Thanks for fixing this @reames. The approach seems sensible, because vscale is likely to be larger than 1 so it shouldn't conservatively assume scalarisation will happen at this point in the LV. If vscale could be 1 at runtime and the codegen for <vscale x 1 x eltty> is less efficient than for (scalar) eltty, then the cost-model should probably reflect that. Note that you can distinguish the vscale value to tune for with TargetTransformInfo::getVScaleForTuning() (which is different from the vscale ranges the generated code will run on (albeit possibly inefficiently), which it gets from the vscale_range attribute). For Arm we've implemented this TTI function to use the information from -mcpu.

llvm/lib/Transforms/Vectorize/LoopVectorize.cpp
6719–6721

I think this comment can be removed.
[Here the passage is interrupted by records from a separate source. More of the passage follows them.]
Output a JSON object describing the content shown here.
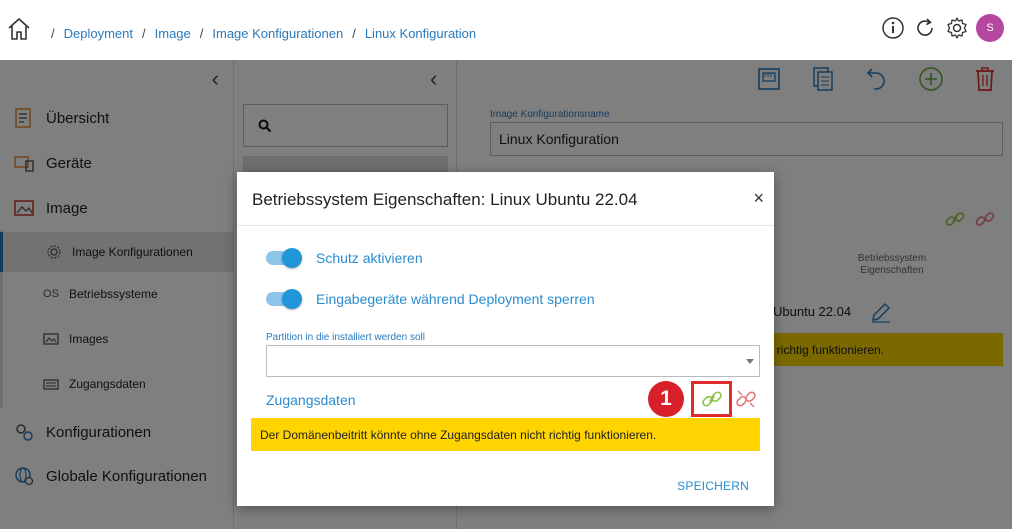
{
  "breadcrumb": {
    "items": [
      {
        "label": "Deployment"
      },
      {
        "label": "Image"
      },
      {
        "label": "Image Konfigurationen"
      },
      {
        "label": "Linux Konfiguration"
      }
    ],
    "separator": "/"
  },
  "header": {
    "avatar_initial": "S",
    "avatar_color": "#b5479e",
    "icons": [
      "info-icon",
      "refresh-icon",
      "settings-icon"
    ]
  },
  "sidebar": {
    "collapse_glyph": "‹",
    "items": [
      {
        "label": "Übersicht",
        "icon": "overview-icon"
      },
      {
        "label": "Geräte",
        "icon": "devices-icon"
      },
      {
        "label": "Image",
        "icon": "image-icon"
      },
      {
        "label": "Konfigurationen",
        "icon": "configurations-icon"
      },
      {
        "label": "Globale Konfigurationen",
        "icon": "global-configurations-icon"
      }
    ],
    "subitems": [
      {
        "label": "Image Konfigurationen",
        "icon": "gear-icon",
        "active": true
      },
      {
        "label": "Betriebssysteme",
        "icon_text": "OS"
      },
      {
        "label": "Images",
        "icon": "picture-icon"
      },
      {
        "label": "Zugangsdaten",
        "icon": "keyboard-icon"
      }
    ]
  },
  "middle": {
    "collapse_glyph": "‹",
    "search_icon": "search-icon"
  },
  "main": {
    "toolbar_icons": [
      "network-icon",
      "copy-icon",
      "undo-icon",
      "add-icon",
      "delete-icon"
    ],
    "config_name_label": "Image Konfigurationsname",
    "config_name_value": "Linux Konfiguration",
    "column_header": "Betriebssystem Eigenschaften",
    "os_value": "Ubuntu 22.04",
    "warning_partial": "t richtig funktionieren."
  },
  "dialog": {
    "title": "Betriebssystem Eigenschaften: Linux Ubuntu 22.04",
    "close_glyph": "×",
    "toggles": [
      {
        "label": "Schutz aktivieren",
        "on": true
      },
      {
        "label": "Eingabegeräte während Deployment sperren",
        "on": true
      }
    ],
    "partition_label": "Partition in die installiert werden soll",
    "partition_value": "",
    "credentials_label": "Zugangsdaten",
    "annotation_number": "1",
    "warning": "Der Domänenbeitritt könnte ohne Zugangsdaten nicht richtig funktionieren.",
    "save_label": "SPEICHERN"
  },
  "colors": {
    "accent": "#2a8ccf",
    "warning": "#ffd400",
    "link_green": "#8bc34a",
    "unlink_red": "#e57373",
    "annotation_red": "#d9202a"
  }
}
If this is ever the case, the LV shouldn't be using scalable vectors, but fixed-size vectors instead and leave it to the code-generator to choose the right register class and instructions. This is actually what we do for SVE when we compile for a specific vector-width; we vectorize using fixed-width vectors and map them to SVE registers instead of NEON.

6725

nit: unnecessary curly braces.

This revision is now accepted and ready to land.Jun 27 2022, 3:00 AM
This revision was landed with ongoing or failed builds.Jun 27 2022, 1:39 PM
This revision was automatically updated to reflect the committed changes.